Rama Abu Al-Rub

Personal information
- Native name: راما ايمن جميل ابو الرب
- Full name: Rama Ayman Jameel Abo-Alrub
- Born: 8 June 2001 (age 25)
- Home town: Amman, Jordan
- Height: 172 cm (5 ft 8 in)

Sport
- Country: Jordan
- Sport: Taekwondo
- Weight class: +67 kg

Medal record
Women's taekwondo
Representing Jordan
Islamic Solidarity Games
| Bronze medal – third place | 2021 Konya | 73 kg |
| Bronze medal – third place | 2025 Riyadh | +70 kg |

= Rama Abu Al-Rub =

Jordanian taekwondo practitioner (born 2001)

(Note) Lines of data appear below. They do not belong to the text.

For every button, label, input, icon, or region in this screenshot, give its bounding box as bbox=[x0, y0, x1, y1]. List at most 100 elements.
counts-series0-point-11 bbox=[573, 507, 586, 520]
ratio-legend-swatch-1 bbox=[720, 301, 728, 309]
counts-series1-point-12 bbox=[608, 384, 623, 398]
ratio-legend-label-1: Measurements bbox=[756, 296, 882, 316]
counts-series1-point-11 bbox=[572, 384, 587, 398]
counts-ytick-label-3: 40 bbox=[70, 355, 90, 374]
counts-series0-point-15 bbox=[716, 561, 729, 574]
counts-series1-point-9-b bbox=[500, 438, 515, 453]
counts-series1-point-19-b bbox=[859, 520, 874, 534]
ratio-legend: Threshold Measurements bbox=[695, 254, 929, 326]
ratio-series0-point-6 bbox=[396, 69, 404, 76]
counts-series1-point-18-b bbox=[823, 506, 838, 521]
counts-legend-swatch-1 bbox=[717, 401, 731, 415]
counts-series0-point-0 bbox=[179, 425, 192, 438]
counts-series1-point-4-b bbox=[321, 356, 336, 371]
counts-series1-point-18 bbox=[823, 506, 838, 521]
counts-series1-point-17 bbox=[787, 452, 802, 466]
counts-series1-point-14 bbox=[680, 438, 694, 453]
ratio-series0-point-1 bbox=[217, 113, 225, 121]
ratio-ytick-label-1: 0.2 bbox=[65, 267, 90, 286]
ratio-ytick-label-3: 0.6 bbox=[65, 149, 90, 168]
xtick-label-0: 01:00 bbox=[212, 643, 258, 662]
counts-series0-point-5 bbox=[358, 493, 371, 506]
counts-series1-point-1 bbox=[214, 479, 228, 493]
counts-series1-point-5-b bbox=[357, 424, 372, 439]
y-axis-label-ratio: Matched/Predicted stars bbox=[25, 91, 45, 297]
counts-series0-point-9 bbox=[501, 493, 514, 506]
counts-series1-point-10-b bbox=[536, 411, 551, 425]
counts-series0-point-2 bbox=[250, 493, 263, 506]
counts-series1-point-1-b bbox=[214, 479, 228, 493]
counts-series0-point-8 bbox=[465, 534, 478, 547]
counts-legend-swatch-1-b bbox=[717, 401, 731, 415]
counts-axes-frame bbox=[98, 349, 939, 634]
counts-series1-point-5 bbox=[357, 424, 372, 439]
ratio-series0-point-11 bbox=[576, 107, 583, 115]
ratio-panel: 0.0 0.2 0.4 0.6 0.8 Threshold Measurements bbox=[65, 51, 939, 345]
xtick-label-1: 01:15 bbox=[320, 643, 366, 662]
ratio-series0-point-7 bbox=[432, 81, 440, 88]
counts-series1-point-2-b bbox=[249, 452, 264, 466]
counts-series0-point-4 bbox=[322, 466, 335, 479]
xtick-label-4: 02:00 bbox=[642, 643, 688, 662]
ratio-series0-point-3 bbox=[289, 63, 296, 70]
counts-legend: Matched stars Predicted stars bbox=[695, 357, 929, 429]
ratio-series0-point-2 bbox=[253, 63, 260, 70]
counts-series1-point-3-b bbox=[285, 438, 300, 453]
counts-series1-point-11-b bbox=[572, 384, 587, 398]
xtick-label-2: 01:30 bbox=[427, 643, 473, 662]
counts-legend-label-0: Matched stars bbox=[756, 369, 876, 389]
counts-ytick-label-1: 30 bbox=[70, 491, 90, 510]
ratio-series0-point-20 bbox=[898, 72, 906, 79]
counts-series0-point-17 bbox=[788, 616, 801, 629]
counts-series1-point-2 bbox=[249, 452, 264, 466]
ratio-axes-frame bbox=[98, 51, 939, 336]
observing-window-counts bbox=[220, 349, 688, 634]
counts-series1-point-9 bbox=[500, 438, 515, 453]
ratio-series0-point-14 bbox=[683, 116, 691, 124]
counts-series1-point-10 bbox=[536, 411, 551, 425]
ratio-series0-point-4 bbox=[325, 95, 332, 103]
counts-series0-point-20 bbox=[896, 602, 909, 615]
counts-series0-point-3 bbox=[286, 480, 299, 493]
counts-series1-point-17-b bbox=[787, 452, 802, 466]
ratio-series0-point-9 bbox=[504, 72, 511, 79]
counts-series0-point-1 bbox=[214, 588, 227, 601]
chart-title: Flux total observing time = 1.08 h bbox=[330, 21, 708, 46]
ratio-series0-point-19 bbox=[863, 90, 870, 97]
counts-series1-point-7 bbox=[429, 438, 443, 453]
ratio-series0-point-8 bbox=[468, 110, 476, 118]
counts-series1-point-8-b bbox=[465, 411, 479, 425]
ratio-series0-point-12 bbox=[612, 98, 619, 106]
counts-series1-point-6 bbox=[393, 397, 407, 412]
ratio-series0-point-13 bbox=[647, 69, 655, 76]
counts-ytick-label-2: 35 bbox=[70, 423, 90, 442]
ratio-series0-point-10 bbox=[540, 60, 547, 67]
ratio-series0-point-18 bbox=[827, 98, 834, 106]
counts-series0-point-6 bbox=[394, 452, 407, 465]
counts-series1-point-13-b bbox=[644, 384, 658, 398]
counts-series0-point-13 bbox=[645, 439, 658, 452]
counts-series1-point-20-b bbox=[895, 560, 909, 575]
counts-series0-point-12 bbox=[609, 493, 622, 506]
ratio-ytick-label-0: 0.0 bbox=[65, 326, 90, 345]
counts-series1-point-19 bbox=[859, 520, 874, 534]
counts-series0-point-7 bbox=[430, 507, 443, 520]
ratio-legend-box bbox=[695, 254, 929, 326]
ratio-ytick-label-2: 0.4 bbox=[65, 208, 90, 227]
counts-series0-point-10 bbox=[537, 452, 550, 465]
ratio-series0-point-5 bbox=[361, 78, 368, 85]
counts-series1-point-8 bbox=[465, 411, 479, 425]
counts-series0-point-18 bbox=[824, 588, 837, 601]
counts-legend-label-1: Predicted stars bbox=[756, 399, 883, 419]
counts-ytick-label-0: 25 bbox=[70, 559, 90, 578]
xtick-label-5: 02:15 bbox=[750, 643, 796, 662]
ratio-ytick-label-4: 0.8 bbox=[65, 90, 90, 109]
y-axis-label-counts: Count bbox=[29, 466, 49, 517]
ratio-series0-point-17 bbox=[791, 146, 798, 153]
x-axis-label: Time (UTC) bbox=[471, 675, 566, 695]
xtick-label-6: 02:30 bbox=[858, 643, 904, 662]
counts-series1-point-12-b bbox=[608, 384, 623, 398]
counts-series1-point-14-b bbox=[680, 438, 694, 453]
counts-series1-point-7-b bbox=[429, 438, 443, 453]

Rama Abu Al-Rub (راما ايمن جميل ابو الرب, born 8 June 2001)), is a Jordanian taekwondo practitioner. She represented Jordan at the 2024 Summer Olympics and is a two-time bronze medalist at the Islamic Solidarity Games.

==Career==
In February 2024, she competed at the 2024 Asian Qualification Tournament in Tai'an, China. She won her semifinal match and qualified to represent Jordan at the 2024 Summer Olympics. She was chosen as the flag bearer for Jordan during the opening ceremonies at the Olympics.